PV projects constructed by Chinese enterprises in Pakistan [Photo provided to CEN]
It bodes well for Pakistan, sure. Indicative Generation Capacity Expansion Plan (IGCEP) 2047 issued by NEPRA proposed that by 2030, Pakistan’s cumulative installed photovoltaic capacity will reach 12.9GW; by 2047 it will reach 26.9GW. Under CPEC, China’s world-leading photovoltaic industry has sensed more opportunities for cooperation. “In 2022, China’s photovoltaic module exports to Pakistan has reached approximately USD 870 million, with a total installed capacity of 3.2GW, a year-on-year increase of 54 percent and 37 percent, respectively,” noted LiuYiyang, Deputy Secretary-General and Press Spokesperson of China Photovoltaic Industry Association (CPIA), during an interview with China Economic Net.
“China’s export of photovoltaic products in 2022 exceeded USD 50 billion for the first time, showing a skyrocket of more than 80 percent year-on-year.” Liu told CEN reporter. In emerging markets such as South Asia, Pakistan has always been one of indispensable target markets for China’s photovoltaic module exports. Lately, Mohsin Sahukat, Secretary-General of the Pakistan Solar Association (PSA), proposed to the Minister of Electricity Khurram Dastgir Khan on importing photovoltaic modules and other equipment, asking to remove photovoltaic products from the list of non-essential items, and emphasized that he would cooperate with Pakistan State Bank (SBP) to tackle financing challenges for imported PV products.
Pakistan imported about USD 1.2 billion in photovoltaic modules in the last fiscal year. PSA showed that the country’s import demand for photovoltaic products this year will be around USD 1.8 billion.
In addition, as early as in 2021, the Pakistani government made a commitment to increase domestic clean energy consumption to 60 percent of the total energy consumption by 2030, and the number of electric vehicles to reach 30 percent of the number of vehicles, which means that new impetus have been injected into the industry and China-Pakistan photovoltaic cooperation.

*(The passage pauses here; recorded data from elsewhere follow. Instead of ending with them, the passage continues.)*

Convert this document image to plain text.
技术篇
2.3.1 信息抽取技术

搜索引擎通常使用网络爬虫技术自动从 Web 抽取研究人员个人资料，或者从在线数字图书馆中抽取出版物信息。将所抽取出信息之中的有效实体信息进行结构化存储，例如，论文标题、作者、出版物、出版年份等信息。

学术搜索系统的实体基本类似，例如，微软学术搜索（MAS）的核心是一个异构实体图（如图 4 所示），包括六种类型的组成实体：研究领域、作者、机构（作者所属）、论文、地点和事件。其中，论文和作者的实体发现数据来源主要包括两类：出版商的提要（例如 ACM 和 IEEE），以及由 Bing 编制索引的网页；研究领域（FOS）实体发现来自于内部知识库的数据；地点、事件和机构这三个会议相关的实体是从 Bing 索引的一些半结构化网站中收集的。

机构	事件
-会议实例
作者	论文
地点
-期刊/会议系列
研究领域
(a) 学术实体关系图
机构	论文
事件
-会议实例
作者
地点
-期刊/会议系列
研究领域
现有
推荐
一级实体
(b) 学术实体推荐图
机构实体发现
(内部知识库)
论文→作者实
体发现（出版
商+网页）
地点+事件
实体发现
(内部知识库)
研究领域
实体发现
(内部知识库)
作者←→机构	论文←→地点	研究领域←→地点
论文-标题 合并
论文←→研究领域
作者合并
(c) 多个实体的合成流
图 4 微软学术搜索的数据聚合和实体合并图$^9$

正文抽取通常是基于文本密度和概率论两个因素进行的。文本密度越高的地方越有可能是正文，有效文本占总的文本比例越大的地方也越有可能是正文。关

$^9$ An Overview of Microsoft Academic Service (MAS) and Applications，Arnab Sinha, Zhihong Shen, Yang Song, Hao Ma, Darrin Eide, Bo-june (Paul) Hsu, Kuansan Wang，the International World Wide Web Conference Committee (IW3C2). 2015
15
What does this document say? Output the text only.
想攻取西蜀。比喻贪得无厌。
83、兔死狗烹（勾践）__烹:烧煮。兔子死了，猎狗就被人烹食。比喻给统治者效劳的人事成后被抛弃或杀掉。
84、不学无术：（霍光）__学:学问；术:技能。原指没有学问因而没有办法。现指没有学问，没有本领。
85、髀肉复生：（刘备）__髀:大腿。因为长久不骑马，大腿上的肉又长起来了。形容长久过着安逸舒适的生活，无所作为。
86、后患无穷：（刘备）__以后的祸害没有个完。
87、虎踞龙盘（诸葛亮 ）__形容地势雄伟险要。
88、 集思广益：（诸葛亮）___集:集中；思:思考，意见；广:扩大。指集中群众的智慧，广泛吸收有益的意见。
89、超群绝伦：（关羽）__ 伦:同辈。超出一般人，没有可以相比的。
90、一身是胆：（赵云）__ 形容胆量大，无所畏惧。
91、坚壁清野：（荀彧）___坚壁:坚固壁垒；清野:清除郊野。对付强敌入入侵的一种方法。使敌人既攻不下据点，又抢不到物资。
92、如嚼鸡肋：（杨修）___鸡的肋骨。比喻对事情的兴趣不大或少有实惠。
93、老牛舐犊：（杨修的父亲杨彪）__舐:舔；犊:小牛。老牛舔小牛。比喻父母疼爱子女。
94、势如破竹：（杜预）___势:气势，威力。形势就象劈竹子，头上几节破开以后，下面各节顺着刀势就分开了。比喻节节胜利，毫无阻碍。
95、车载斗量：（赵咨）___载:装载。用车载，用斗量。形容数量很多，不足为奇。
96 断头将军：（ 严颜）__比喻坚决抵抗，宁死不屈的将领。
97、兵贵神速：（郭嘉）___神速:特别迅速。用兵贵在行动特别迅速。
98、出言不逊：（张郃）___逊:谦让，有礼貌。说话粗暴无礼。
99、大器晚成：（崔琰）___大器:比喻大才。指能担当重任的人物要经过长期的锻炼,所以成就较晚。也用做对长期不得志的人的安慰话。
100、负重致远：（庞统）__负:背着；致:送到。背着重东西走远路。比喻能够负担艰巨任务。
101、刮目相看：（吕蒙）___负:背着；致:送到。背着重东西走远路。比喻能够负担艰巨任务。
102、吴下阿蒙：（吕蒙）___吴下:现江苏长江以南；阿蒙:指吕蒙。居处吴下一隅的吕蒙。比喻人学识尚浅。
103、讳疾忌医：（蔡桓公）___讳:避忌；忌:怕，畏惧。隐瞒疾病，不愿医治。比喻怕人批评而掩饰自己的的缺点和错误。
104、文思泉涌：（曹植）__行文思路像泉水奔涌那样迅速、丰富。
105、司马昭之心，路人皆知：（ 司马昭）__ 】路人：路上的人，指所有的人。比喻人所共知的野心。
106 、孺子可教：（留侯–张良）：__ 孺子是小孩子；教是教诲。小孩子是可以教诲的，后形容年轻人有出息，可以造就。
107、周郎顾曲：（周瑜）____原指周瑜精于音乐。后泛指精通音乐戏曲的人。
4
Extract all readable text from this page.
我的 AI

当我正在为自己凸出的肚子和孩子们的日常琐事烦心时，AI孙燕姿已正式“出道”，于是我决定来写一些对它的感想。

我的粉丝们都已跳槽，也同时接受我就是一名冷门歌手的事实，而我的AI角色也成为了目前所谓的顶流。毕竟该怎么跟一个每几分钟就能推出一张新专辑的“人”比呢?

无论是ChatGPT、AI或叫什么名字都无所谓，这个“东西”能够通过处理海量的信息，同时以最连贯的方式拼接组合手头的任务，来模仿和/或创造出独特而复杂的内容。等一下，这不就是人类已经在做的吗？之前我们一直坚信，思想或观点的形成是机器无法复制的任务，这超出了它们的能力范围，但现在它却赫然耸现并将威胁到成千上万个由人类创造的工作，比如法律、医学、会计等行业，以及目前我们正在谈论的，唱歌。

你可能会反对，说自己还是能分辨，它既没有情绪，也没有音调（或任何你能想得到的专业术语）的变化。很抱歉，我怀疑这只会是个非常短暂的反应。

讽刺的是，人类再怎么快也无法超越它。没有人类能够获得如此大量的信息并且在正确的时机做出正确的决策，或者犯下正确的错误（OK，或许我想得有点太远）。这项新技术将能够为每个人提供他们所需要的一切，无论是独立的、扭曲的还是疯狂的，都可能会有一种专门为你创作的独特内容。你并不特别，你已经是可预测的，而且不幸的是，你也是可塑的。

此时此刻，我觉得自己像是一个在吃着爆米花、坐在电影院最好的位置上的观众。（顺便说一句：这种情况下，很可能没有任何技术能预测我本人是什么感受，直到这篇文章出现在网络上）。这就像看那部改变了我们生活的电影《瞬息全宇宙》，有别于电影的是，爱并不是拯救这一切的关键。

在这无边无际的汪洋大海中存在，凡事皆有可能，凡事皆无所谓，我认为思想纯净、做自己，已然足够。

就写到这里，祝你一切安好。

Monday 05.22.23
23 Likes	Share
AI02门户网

“As for Pakistan’s urgent power demand, China has the capability to provide comprehensive support for Pakistan’s construction of photovoltaic power plants based on mature experience and a complete supply chain. However, Pakistan has been plagued by high electricity prices and unstable power supply for a long time, showing that photovoltaic energy storage facilities, as an essential infrastructure that supports the large-scale application of photovoltaics and other new energy sources and promotes carbon neutrality, is a top priority for development,” Liu pointed out.
“So to speak, energy storage and power generation are of equal importance. Compared with traditional energy sources, renewable energy power generation is generally intermittent and volatile. For the present solar energy in Pakistan, the integrated model of “source-network-load-storage” can efficiently integrate resources and reduce costs. In the future, the development of photovoltaic projects will enter a new stage, we can certainly share relevant experience with Pakistan.”
Energy is one of the areas where CPEC has invested the most, progressed the fastest, and achieved the most remarkable results. “The global photovoltaic industry is developing in full swing,” Liu forecasted, “China-Pakistan cooperation in related industries can make due contributions to the global response to climate change.”